Carol Gilligan is the feminist who is credited with having invented “second wave” feminism, largely through the publication of her 1982 book In a Different Voice.
Gilligan, who turned 75 in November, published her memoir, Joining the Resistance, last year, and the good news is that Christine Rosen has penned a brilliant review for Commentary magazine.
The bad news is that it is behind the magazine’s pay wall, but Christine’s thoughts on the subject of feminism and Gilligan are very much worth paying a small fee to read. I’ll try to give you some highlights.
Although the book is about the feminist movement by one of its revolutionary leaders, the inspiration for the book was…a man:
The muse descended after [Gilligan] watched Barack Obama win the presidency. “Exhilaration filled the streets of New York on the night of his election, suggesting the release of energy that accompanies the move out of dissociation,” Gilligan writes in her new memoir, Joining the Resistance. “The shift from the patriarchal manhood of George W. Bush (‘the decider’) to the more democratic manhood of Barack Obama was palpable.”
The brand of feminism pioneered by Gillian—just in case you aren’t up on your gender theorists—“encouraged the feminist movement to move away from a radical egalitarianism that claimed that women wanted the same things as men” to a view that argues it is our differences from men that make women powerful:
Because of their collective experience of oppression, women have different conceptions of morality, justice, and politics.

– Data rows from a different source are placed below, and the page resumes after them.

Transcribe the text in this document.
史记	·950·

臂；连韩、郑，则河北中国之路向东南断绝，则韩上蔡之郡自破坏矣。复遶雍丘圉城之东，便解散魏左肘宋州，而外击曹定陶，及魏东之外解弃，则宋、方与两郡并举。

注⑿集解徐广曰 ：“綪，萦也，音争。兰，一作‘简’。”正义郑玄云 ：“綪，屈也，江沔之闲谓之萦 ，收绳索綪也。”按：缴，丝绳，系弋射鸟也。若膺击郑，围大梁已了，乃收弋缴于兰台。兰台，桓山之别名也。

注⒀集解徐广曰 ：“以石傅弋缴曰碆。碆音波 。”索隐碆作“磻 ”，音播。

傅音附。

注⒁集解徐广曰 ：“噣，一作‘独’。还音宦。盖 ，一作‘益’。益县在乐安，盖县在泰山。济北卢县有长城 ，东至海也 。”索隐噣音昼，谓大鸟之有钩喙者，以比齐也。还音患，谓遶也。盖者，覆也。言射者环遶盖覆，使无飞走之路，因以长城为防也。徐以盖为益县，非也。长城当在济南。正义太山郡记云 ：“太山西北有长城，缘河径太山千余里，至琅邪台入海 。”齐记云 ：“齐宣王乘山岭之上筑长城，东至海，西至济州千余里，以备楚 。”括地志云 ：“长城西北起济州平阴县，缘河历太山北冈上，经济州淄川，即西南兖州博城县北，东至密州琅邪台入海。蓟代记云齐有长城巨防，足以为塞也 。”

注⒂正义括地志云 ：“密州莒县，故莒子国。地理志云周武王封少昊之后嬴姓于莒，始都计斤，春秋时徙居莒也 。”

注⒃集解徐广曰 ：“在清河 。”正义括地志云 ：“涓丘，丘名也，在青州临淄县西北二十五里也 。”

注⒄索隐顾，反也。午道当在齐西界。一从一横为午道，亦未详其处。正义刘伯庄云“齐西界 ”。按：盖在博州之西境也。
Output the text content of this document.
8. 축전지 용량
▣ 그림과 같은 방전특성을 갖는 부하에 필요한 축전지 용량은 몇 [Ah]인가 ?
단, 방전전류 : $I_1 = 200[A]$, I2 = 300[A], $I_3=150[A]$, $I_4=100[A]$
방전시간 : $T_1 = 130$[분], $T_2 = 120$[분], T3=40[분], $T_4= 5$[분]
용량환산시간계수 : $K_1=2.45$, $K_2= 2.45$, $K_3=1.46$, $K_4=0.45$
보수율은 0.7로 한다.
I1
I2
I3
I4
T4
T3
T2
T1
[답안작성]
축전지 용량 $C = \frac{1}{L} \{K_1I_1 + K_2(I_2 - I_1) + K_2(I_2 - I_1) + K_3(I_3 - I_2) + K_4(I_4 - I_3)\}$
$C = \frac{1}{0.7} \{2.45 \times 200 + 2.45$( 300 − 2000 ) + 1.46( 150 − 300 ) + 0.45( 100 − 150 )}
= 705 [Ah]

More compassionate than men, women embrace sisterhood and community and community and a morality based on an “ethic of care” rather than competition.
Christine calls this idea “deceptively simple” and notes where it ultimately takes us: “pop-psychology books touting our ‘emotional intelligence’ to claims by female Supreme Court justices that they are more empathetic than their male counterparts.”
On this subject, I can’t help but recall that Christine once wrote an article for IWF’s Women’s Quarterly exploring the notion that women are kinder, gentler bosses and rulers. She was refuting feminist talking head Susan Estrich’s contention that when women got power, they would listen more and talk less than men.
As compassionate women leaders, Christine singled out England’s warrior queen Boadicea, who–alas–engaged in first century ethnic cleansing; Mary Tudor (think: bloody); and Catherine de’ Medici, who helped plan the Saint Bartholomew’s Day Massacre. Margaret Thatcher may not have been as murderous as these dames, but she was not widely perceived as a model of empathy.
Christine notes that Gilligan has a “contradictory logic” about women’s successes and failures: When they fail, it is the fault of the system, when they succeed it is because of their inherent superiority.
On the other hand, when men succeed, it is because they are “agents of a repressive patriarchal order who are abusing their power,” and when they fail it is because of their innate characteristics. Many of the negative stereotypes of men in our culture are embodied in this view, and Christine thinks that Gilligan pays insufficient attention to what the decline of men, as seen in their dwindling numbers on college campuses, will have on women.
Call me trivial, but I have to admit that my favorite thing in the review is the description of Gilligan’s classroom activities—one time, she had students write plays, and the result was a play entitled “Orestia Palin” (after Orestes) that saw
…the former Alaska governor and her family as the murderous “21st century House of Atreus” and [featured] a beloved feminist theorist as Cassandra, “speaking the truth but not heard or believed by the Fox News anchor.”
Assignment: Read Christine’s article in its entirety. It is chock full of gems such as this.